The bill takes the $500,000 that funds the sensors and spends the money on nebulous “conservation practices.” It also removes code language directing the Nutrient Research Center at Iowa State University, which administers the sensor network, from sharing its data with researchers at the University of Iowa.
The sensors are an important tool for measuring whether voluntary conservation efforts under the state’s Nutrient Reduction Strategy are having an effect on curtailing pollutants. What they’ve shown is little progress has been made cleaning up Iowa’s dirty water.
So rather than do anything meaningful to address the problem, lawmakers are shutting down the sensor network. It’s a blatantly obvious attempt to control the water quality narrative in Iowa, replacing real data with political platitudes and propaganda spun by large agricultural interests.

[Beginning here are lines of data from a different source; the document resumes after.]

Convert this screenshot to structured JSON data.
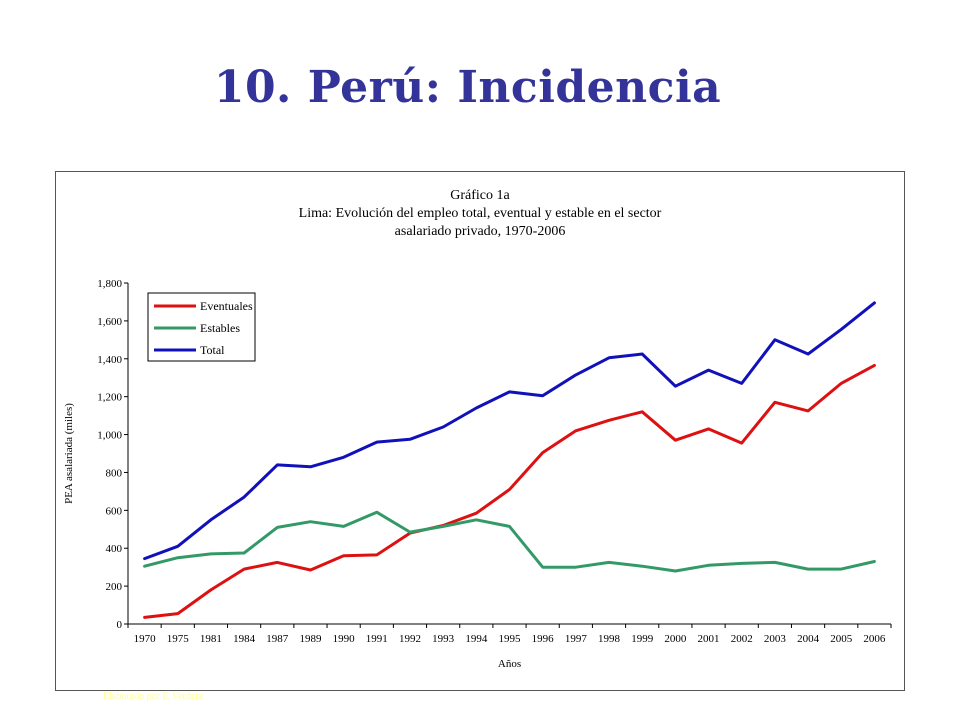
{
  "slide": {
    "title": "10. Perú: Incidencia",
    "credit": "Elaborado por F. Verdera"
  },
  "chart_data": {
    "type": "line",
    "title": [
      "Gráfico 1a",
      "Lima: Evolución del empleo total, eventual y estable en el sector",
      "asalariado privado, 1970-2006"
    ],
    "xlabel": "Años",
    "ylabel": "PEA asalariada (miles)",
    "categories": [
      "1970",
      "1975",
      "1981",
      "1984",
      "1987",
      "1989",
      "1990",
      "1991",
      "1992",
      "1993",
      "1994",
      "1995",
      "1996",
      "1997",
      "1998",
      "1999",
      "2000",
      "2001",
      "2002",
      "2003",
      "2004",
      "2005",
      "2006"
    ],
    "ylim": [
      0,
      1800
    ],
    "yticks": [
      "0",
      "200",
      "400",
      "600",
      "800",
      "1,000",
      "1,200",
      "1,400",
      "1,600",
      "1,800"
    ],
    "grid": false,
    "legend": "top-left",
    "series": [
      {
        "name": "Eventuales",
        "color": "#dd1111",
        "values": [
          35,
          55,
          180,
          290,
          325,
          285,
          360,
          365,
          480,
          520,
          585,
          710,
          905,
          1020,
          1075,
          1120,
          970,
          1030,
          955,
          1170,
          1125,
          1270,
          1365
        ]
      },
      {
        "name": "Estables",
        "color": "#339966",
        "values": [
          305,
          350,
          370,
          375,
          510,
          540,
          515,
          590,
          485,
          515,
          550,
          515,
          300,
          300,
          325,
          305,
          280,
          310,
          320,
          325,
          290,
          290,
          330
        ]
      },
      {
        "name": "Total",
        "color": "#1111bb",
        "values": [
          345,
          410,
          550,
          670,
          840,
          830,
          880,
          960,
          975,
          1040,
          1140,
          1225,
          1205,
          1315,
          1405,
          1425,
          1255,
          1340,
          1270,
          1500,
          1425,
          1555,
          1695
        ]
      }
    ]
  }
}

It’s no surprise that state Sen. Dan Zumbach, a Republican farmer from Ryan, led the charge to defund the sensor network. Two of the sensors are on Bloody Run Creek in Clayton County, a trout steam designated as one of Iowa’s “Outstanding Waters” by the Department of Natural Resources.
Zumbach’s son-in-law owns a 11,600-head cattle feed lot in the Blood Run Creek watershed, and the senator intervened in the permitting process as the DNR was evaluating the project. Just last week, a Polk County judge who found the process flawed threw out the feedlot’s permit.
So the GOP-majority has voted for a bill that values misinformation, political influence and the desires of special interest groups over real data showing the failures of Iowa’s water quality efforts. Keeping the public in the dark as to whether the conservation projects they pay for are actually working is now a legislative priority.
We urge Gov. Kim Reynolds to use her line-item veto pen to strike these provisions, knowing full well the same ag interests who want this change also solidly back the governor. It’s another frustrating, head-shaking and outrageous action brought to you by the Iowa Legislature.